Often considered the most prominent African American of the stage, Mr. Richards had an influence that transcended race and extended throughout the theatrical world. He was director of the Yale School of Drama and Yale Repertory Theatre and led the influential summer playwrights' conference at the Eugene O'Neill Theater Center in Waterford, Conn.
In 1959, he became the first African American to direct a play on Broadway, Lorraine Hansberry's "A Raisin in the Sun." The critical and box office hit made his one-time acting student Sidney Poitier an international star.
As a director, teacher and discoverer of talent, Mr. Richards had an illustrious cast of proteges, including playwrights John Guare, Athol Fugard, Charles Fuller, Lanford Wilson, Lee Blessing and Wendy Wasserstein.
Mr. Richards's most notable partnership, forged in the 1980s, was with August Wilson, who wrote a 10-play cycle about black life in the United States before his death last year. Wilson was a theater novice in 1982 when Mr. Richards selected his play "Ma Rainey's Black Bottom" for a reading at the playwrights' conference at the O'Neill theater.
Mr. Richards, who led the summer workshop for 32 years, later premiered Wilson's play at the Yale Repertory Theatre and directed its Broadway debut in fall 1984. In the ensuing years, he directed five more of Wilson's plays, including "Fences," which earned Mr. Richards a Tony Award for best director in 1987.
He was drawn to the world of Wilson's plays, set mostly in Pittsburgh, because it reminded him of his youth in Detroit.
"I knew the people in that play," Mr. Richards told the Chicago Tribune of his first reading of "Ma Rainey's Black Bottom."

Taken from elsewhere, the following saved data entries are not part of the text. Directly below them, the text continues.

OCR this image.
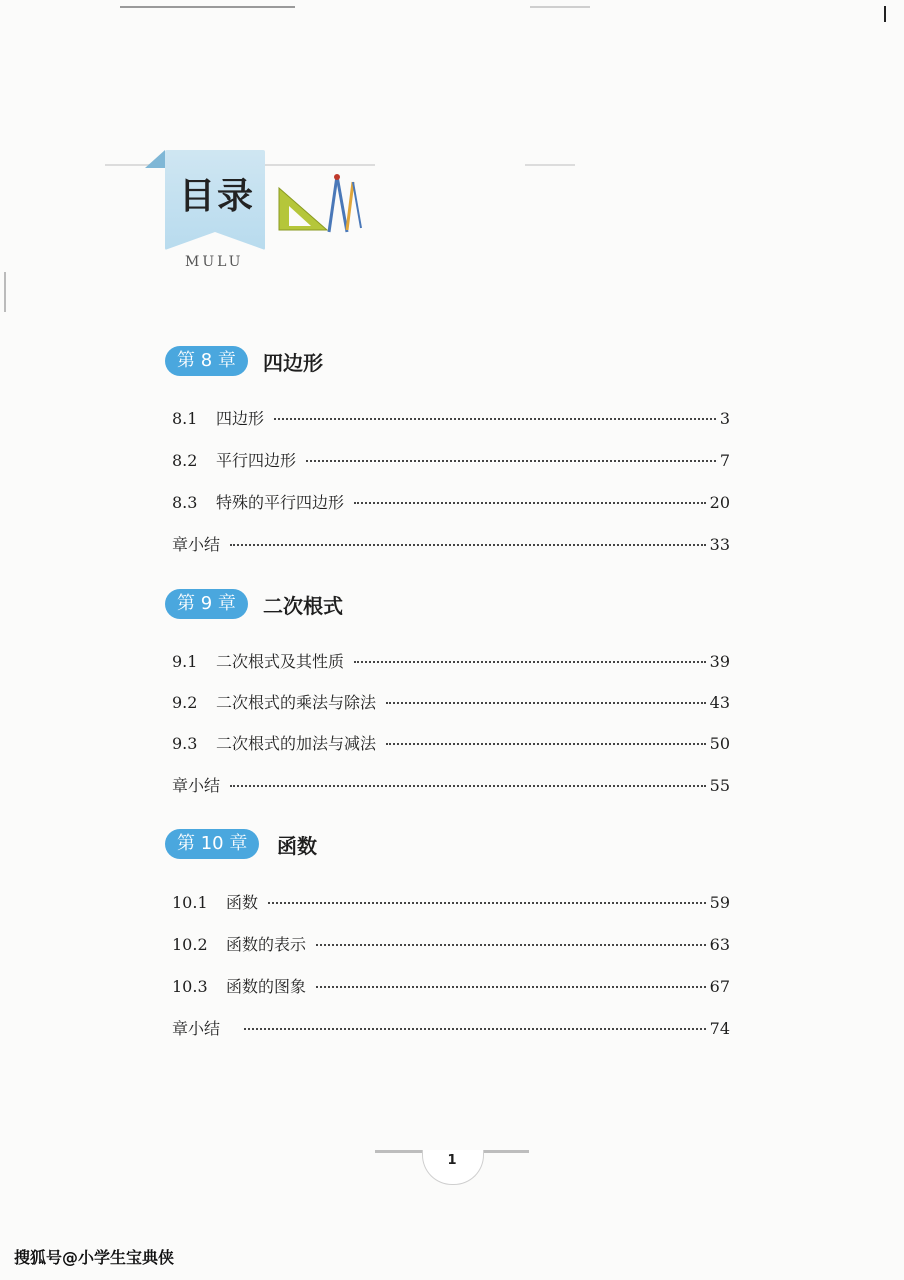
目录
MULU
第 8 章	四边形
8.1	四边形	3
8.2	平行四边形	7
8.3	特殊的平行四边形	20
章小结	33
第 9 章	二次根式
9.1	二次根式及其性质	39
9.2	二次根式的乘法与除法	43
9.3	二次根式的加法与减法	50
章小结	55
第 10 章	函数
10.1	函数	59
10.2	函数的表示	63
10.3	函数的图象	67
章小结	74
1
搜狐号@小学生宝典侠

"I had lived among them; I heard their voices and the rhythms of their speech. There was such an authenticity of character; they were articulating my feeling, my thoughts. August's concerns were my own; they were about my life."
Besides "Ma Rainey" and "Fences," Mr. Richards directed Wilson's "Joe Turner's Come and Gone," "The Piano Lesson," "Two Trains Running" and "Seven Guitars." Together, they formed one of the most enduring and inspired alliances of playwright and director in U.S. theatrical history.
Wilson, who called Mr. Richards a surrogate father, said the director had an uncanny sense of when a play needed to be trimmed or filled out. Describing their working arrangement to the Los Angeles Times in 1989, Wilson said Mr. Richards told him "The Piano Lesson" had one scene too many.
"I found a scene that I thought was expendable," Wilson said. "I told him I took it out, he said, 'good,' and to this day, I don't know if we were both talking about the same scene."